ECI must be filed within three months of your company’s financial year-end, unless you qualify for the filing waiver. If you change your financial year-end, the deadline shifts with it, and IRAS may apportion the period across two Years of Assessment, so notify IRAS through myTax Portal before any change.
Who is exempt from filing ECI?
A company is exempt if its annual revenue is S$5 million or below and its ECI is nil; both must be true. Here, revenue means your main trading income, not separate items such as interest, dividends, or rentals. The nil test is also measured before any startup or partial exemption.
What happens if I miss the ECI deadline?
IRAS can issue an estimated Notice of Assessment based on your past years’ income or other data it holds, which is often higher than your real liability. You pay within one month and lose the instalment option. You may object within two months, but payment is still due while the objection is reviewed.

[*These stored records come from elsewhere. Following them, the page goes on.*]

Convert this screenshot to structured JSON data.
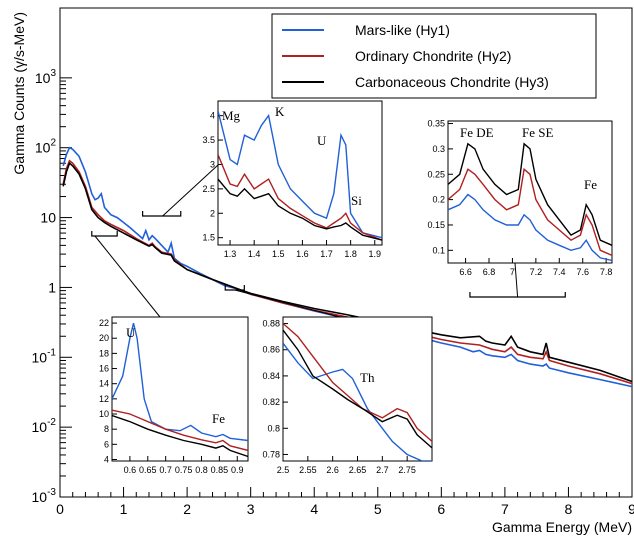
{
  "chart_data": [
    {
      "id": "main",
      "type": "line",
      "xlabel": "Gamma Energy (MeV)",
      "ylabel": "Gamma Counts (γ/s-MeV)",
      "xlim": [
        0,
        9
      ],
      "ylim": [
        0.001,
        10000
      ],
      "yscale": "log",
      "xticks": [
        "0",
        "1",
        "2",
        "3",
        "4",
        "5",
        "6",
        "7",
        "8",
        "9"
      ],
      "yticks": [
        {
          "base": "10",
          "exp": "-3"
        },
        {
          "base": "10",
          "exp": "-2"
        },
        {
          "base": "10",
          "exp": "-1"
        },
        {
          "base": "1",
          "exp": ""
        },
        {
          "base": "10",
          "exp": ""
        },
        {
          "base": "10",
          "exp": "2"
        },
        {
          "base": "10",
          "exp": "3"
        }
      ],
      "legend_position": "top-right",
      "series": [
        {
          "name": "Mars-like (Hy1)",
          "color": "#2060d8",
          "x": [
            0.05,
            0.1,
            0.15,
            0.2,
            0.3,
            0.4,
            0.5,
            0.55,
            0.6,
            0.65,
            0.7,
            0.8,
            0.9,
            1.0,
            1.1,
            1.2,
            1.3,
            1.35,
            1.4,
            1.45,
            1.5,
            1.6,
            1.7,
            1.75,
            1.8,
            1.9,
            2.0,
            2.2,
            2.4,
            2.6,
            2.8,
            3.0,
            3.5,
            4.0,
            4.5,
            5.0,
            5.5,
            6.0,
            6.3,
            6.5,
            6.6,
            6.7,
            6.8,
            7.0,
            7.1,
            7.2,
            7.4,
            7.6,
            7.65,
            7.7,
            8.0,
            8.5,
            9.0
          ],
          "y": [
            55,
            80,
            100,
            95,
            75,
            45,
            22,
            18,
            19,
            22,
            14,
            11,
            10,
            8.5,
            7.2,
            6,
            5,
            6.5,
            4.8,
            5.5,
            5,
            4,
            3.2,
            4.3,
            2.6,
            2.2,
            2,
            1.6,
            1.3,
            1.05,
            0.95,
            0.8,
            0.6,
            0.46,
            0.36,
            0.28,
            0.21,
            0.16,
            0.14,
            0.12,
            0.125,
            0.11,
            0.105,
            0.1,
            0.11,
            0.09,
            0.08,
            0.075,
            0.08,
            0.07,
            0.06,
            0.048,
            0.038
          ]
        },
        {
          "name": "Ordinary Chondrite (Hy2)",
          "color": "#b02020",
          "x": [
            0.05,
            0.1,
            0.15,
            0.2,
            0.3,
            0.4,
            0.5,
            0.6,
            0.7,
            0.8,
            1.0,
            1.2,
            1.4,
            1.45,
            1.5,
            1.6,
            1.75,
            1.8,
            2.0,
            2.4,
            2.8,
            3.0,
            3.5,
            4.0,
            4.5,
            5.0,
            5.5,
            6.0,
            6.3,
            6.6,
            6.7,
            6.8,
            7.0,
            7.1,
            7.2,
            7.4,
            7.6,
            7.65,
            7.7,
            8.0,
            8.5,
            9.0
          ],
          "y": [
            30,
            50,
            65,
            60,
            45,
            28,
            14,
            11,
            9,
            8,
            6.5,
            5,
            4,
            4.3,
            3.8,
            3.2,
            3,
            2.5,
            1.8,
            1.3,
            0.95,
            0.8,
            0.6,
            0.47,
            0.38,
            0.3,
            0.23,
            0.18,
            0.16,
            0.15,
            0.14,
            0.13,
            0.12,
            0.14,
            0.11,
            0.1,
            0.095,
            0.12,
            0.09,
            0.075,
            0.058,
            0.042
          ]
        },
        {
          "name": "Carbonaceous Chondrite (Hy3)",
          "color": "#000000",
          "x": [
            0.05,
            0.1,
            0.15,
            0.2,
            0.3,
            0.4,
            0.5,
            0.6,
            0.7,
            0.8,
            1.0,
            1.2,
            1.4,
            1.45,
            1.5,
            1.6,
            1.75,
            1.8,
            2.0,
            2.4,
            2.8,
            3.0,
            3.5,
            4.0,
            4.5,
            5.0,
            5.5,
            6.0,
            6.3,
            6.6,
            6.7,
            6.8,
            7.0,
            7.1,
            7.2,
            7.4,
            7.6,
            7.65,
            7.7,
            8.0,
            8.5,
            9.0
          ],
          "y": [
            28,
            45,
            60,
            55,
            42,
            26,
            13,
            10,
            8.5,
            7.5,
            6,
            4.8,
            3.9,
            4.1,
            3.7,
            3.1,
            2.9,
            2.4,
            1.8,
            1.3,
            0.95,
            0.82,
            0.63,
            0.5,
            0.41,
            0.33,
            0.26,
            0.21,
            0.19,
            0.2,
            0.17,
            0.16,
            0.15,
            0.2,
            0.14,
            0.12,
            0.11,
            0.16,
            0.1,
            0.085,
            0.065,
            0.045
          ]
        }
      ]
    },
    {
      "id": "inset-mg-k",
      "type": "line",
      "xlim": [
        1.25,
        1.93
      ],
      "ylim": [
        1.35,
        4.3
      ],
      "xticks": [
        "1.3",
        "1.4",
        "1.5",
        "1.6",
        "1.7",
        "1.8",
        "1.9"
      ],
      "yticks": [
        "1.5",
        "2",
        "2.5",
        "3",
        "3.5",
        "4"
      ],
      "annotations": [
        "Mg",
        "K",
        "U",
        "Si"
      ],
      "series": [
        {
          "color": "#2060d8",
          "x": [
            1.25,
            1.3,
            1.33,
            1.36,
            1.4,
            1.43,
            1.46,
            1.5,
            1.55,
            1.6,
            1.65,
            1.7,
            1.73,
            1.76,
            1.78,
            1.8,
            1.85,
            1.93
          ],
          "y": [
            4.1,
            3.1,
            3.0,
            3.6,
            3.5,
            3.8,
            4.0,
            3.0,
            2.5,
            2.25,
            2.0,
            1.9,
            2.4,
            3.6,
            3.4,
            2.0,
            1.6,
            1.5
          ]
        },
        {
          "color": "#b02020",
          "x": [
            1.25,
            1.3,
            1.33,
            1.36,
            1.4,
            1.43,
            1.46,
            1.5,
            1.55,
            1.6,
            1.65,
            1.7,
            1.73,
            1.76,
            1.78,
            1.8,
            1.85,
            1.93
          ],
          "y": [
            3.2,
            2.6,
            2.55,
            2.8,
            2.5,
            2.6,
            2.7,
            2.3,
            2.1,
            1.95,
            1.8,
            1.7,
            1.8,
            1.9,
            2.0,
            1.8,
            1.6,
            1.45
          ]
        },
        {
          "color": "#000000",
          "x": [
            1.25,
            1.3,
            1.33,
            1.36,
            1.4,
            1.43,
            1.46,
            1.5,
            1.55,
            1.6,
            1.65,
            1.7,
            1.73,
            1.76,
            1.78,
            1.8,
            1.85,
            1.93
          ],
          "y": [
            2.7,
            2.4,
            2.35,
            2.5,
            2.3,
            2.35,
            2.4,
            2.15,
            2.0,
            1.9,
            1.75,
            1.68,
            1.72,
            1.75,
            1.8,
            1.72,
            1.55,
            1.45
          ]
        }
      ]
    },
    {
      "id": "inset-fe",
      "type": "line",
      "xlim": [
        6.45,
        7.85
      ],
      "ylim": [
        0.075,
        0.355
      ],
      "xticks": [
        "6.6",
        "6.8",
        "7",
        "7.2",
        "7.4",
        "7.6",
        "7.8"
      ],
      "yticks": [
        "0.1",
        "0.15",
        "0.2",
        "0.25",
        "0.3",
        "0.35"
      ],
      "annotations": [
        "Fe DE",
        "Fe SE",
        "Fe"
      ],
      "series": [
        {
          "color": "#000000",
          "x": [
            6.45,
            6.55,
            6.62,
            6.68,
            6.75,
            6.85,
            6.95,
            7.05,
            7.1,
            7.15,
            7.2,
            7.3,
            7.4,
            7.5,
            7.58,
            7.63,
            7.68,
            7.75,
            7.85
          ],
          "y": [
            0.23,
            0.25,
            0.31,
            0.3,
            0.26,
            0.23,
            0.21,
            0.22,
            0.31,
            0.3,
            0.24,
            0.19,
            0.16,
            0.13,
            0.14,
            0.19,
            0.17,
            0.12,
            0.11
          ]
        },
        {
          "color": "#b02020",
          "x": [
            6.45,
            6.55,
            6.62,
            6.68,
            6.75,
            6.85,
            6.95,
            7.05,
            7.1,
            7.15,
            7.2,
            7.3,
            7.4,
            7.5,
            7.58,
            7.63,
            7.68,
            7.75,
            7.85
          ],
          "y": [
            0.2,
            0.22,
            0.26,
            0.25,
            0.23,
            0.2,
            0.18,
            0.19,
            0.26,
            0.25,
            0.2,
            0.16,
            0.14,
            0.12,
            0.13,
            0.17,
            0.15,
            0.1,
            0.09
          ]
        },
        {
          "color": "#2060d8",
          "x": [
            6.45,
            6.55,
            6.62,
            6.68,
            6.75,
            6.85,
            6.95,
            7.05,
            7.1,
            7.15,
            7.2,
            7.3,
            7.4,
            7.5,
            7.58,
            7.63,
            7.68,
            7.75,
            7.85
          ],
          "y": [
            0.18,
            0.19,
            0.21,
            0.2,
            0.18,
            0.16,
            0.15,
            0.15,
            0.17,
            0.16,
            0.14,
            0.12,
            0.11,
            0.1,
            0.105,
            0.12,
            0.1,
            0.085,
            0.08
          ]
        }
      ]
    },
    {
      "id": "inset-u",
      "type": "line",
      "xlim": [
        0.55,
        0.93
      ],
      "ylim": [
        3.8,
        22.8
      ],
      "xticks": [
        "0.6",
        "0.65",
        "0.7",
        "0.75",
        "0.8",
        "0.85",
        "0.9"
      ],
      "yticks": [
        "4",
        "6",
        "8",
        "10",
        "12",
        "14",
        "16",
        "18",
        "20",
        "22"
      ],
      "annotations": [
        "U",
        "Fe"
      ],
      "series": [
        {
          "color": "#2060d8",
          "x": [
            0.55,
            0.58,
            0.6,
            0.61,
            0.62,
            0.64,
            0.66,
            0.7,
            0.74,
            0.77,
            0.8,
            0.84,
            0.86,
            0.88,
            0.93
          ],
          "y": [
            12,
            15,
            20,
            22,
            20,
            12,
            9,
            8,
            7.8,
            8.5,
            7.5,
            7,
            7.3,
            6.8,
            6.5
          ]
        },
        {
          "color": "#b02020",
          "x": [
            0.55,
            0.6,
            0.65,
            0.7,
            0.75,
            0.8,
            0.84,
            0.86,
            0.88,
            0.93
          ],
          "y": [
            10.5,
            10,
            9,
            8,
            7.2,
            6.6,
            6.2,
            6.5,
            5.8,
            5.2
          ]
        },
        {
          "color": "#000000",
          "x": [
            0.55,
            0.6,
            0.65,
            0.7,
            0.75,
            0.8,
            0.84,
            0.86,
            0.88,
            0.93
          ],
          "y": [
            9.8,
            9,
            8,
            7.2,
            6.5,
            6,
            5.5,
            5.8,
            5.2,
            4.4
          ]
        }
      ]
    },
    {
      "id": "inset-th",
      "type": "line",
      "xlim": [
        2.5,
        2.8
      ],
      "ylim": [
        0.775,
        0.885
      ],
      "xticks": [
        "2.5",
        "2.55",
        "2.6",
        "2.65",
        "2.7",
        "2.75"
      ],
      "yticks": [
        "0.78",
        "0.8",
        "0.82",
        "0.84",
        "0.86",
        "0.88"
      ],
      "annotations": [
        "Th"
      ],
      "series": [
        {
          "color": "#2060d8",
          "x": [
            2.5,
            2.53,
            2.56,
            2.6,
            2.62,
            2.64,
            2.67,
            2.7,
            2.72,
            2.75,
            2.78,
            2.8
          ],
          "y": [
            0.865,
            0.85,
            0.838,
            0.843,
            0.845,
            0.838,
            0.815,
            0.8,
            0.79,
            0.78,
            0.775,
            0.775
          ]
        },
        {
          "color": "#b02020",
          "x": [
            2.5,
            2.53,
            2.56,
            2.6,
            2.63,
            2.66,
            2.7,
            2.73,
            2.75,
            2.77,
            2.8
          ],
          "y": [
            0.88,
            0.87,
            0.855,
            0.835,
            0.825,
            0.815,
            0.808,
            0.815,
            0.812,
            0.8,
            0.79
          ]
        },
        {
          "color": "#000000",
          "x": [
            2.5,
            2.53,
            2.56,
            2.6,
            2.63,
            2.66,
            2.7,
            2.73,
            2.75,
            2.77,
            2.8
          ],
          "y": [
            0.875,
            0.86,
            0.84,
            0.83,
            0.822,
            0.815,
            0.805,
            0.81,
            0.807,
            0.795,
            0.785
          ]
        }
      ]
    }
  ]
}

Is ECI the same as Form C-S?
No. ECI is an early estimate of taxable income filed within three months of your year-end; Form C-S, Form C-S (Lite), or Form C is the final corporate tax return due by 30 November. ECI is usually prepared from management accounts, and you don’t need audited accounts to file it.
Can I pay my ECI tax in instalments?
Yes, but only Singapore-registered companies on a GIRO arrangement can pay by instalments. The number of instalments you get depends on how early you file: the earlier the submission, the more instalments are offered, which is why filing soon after your year-end helps your cash flow.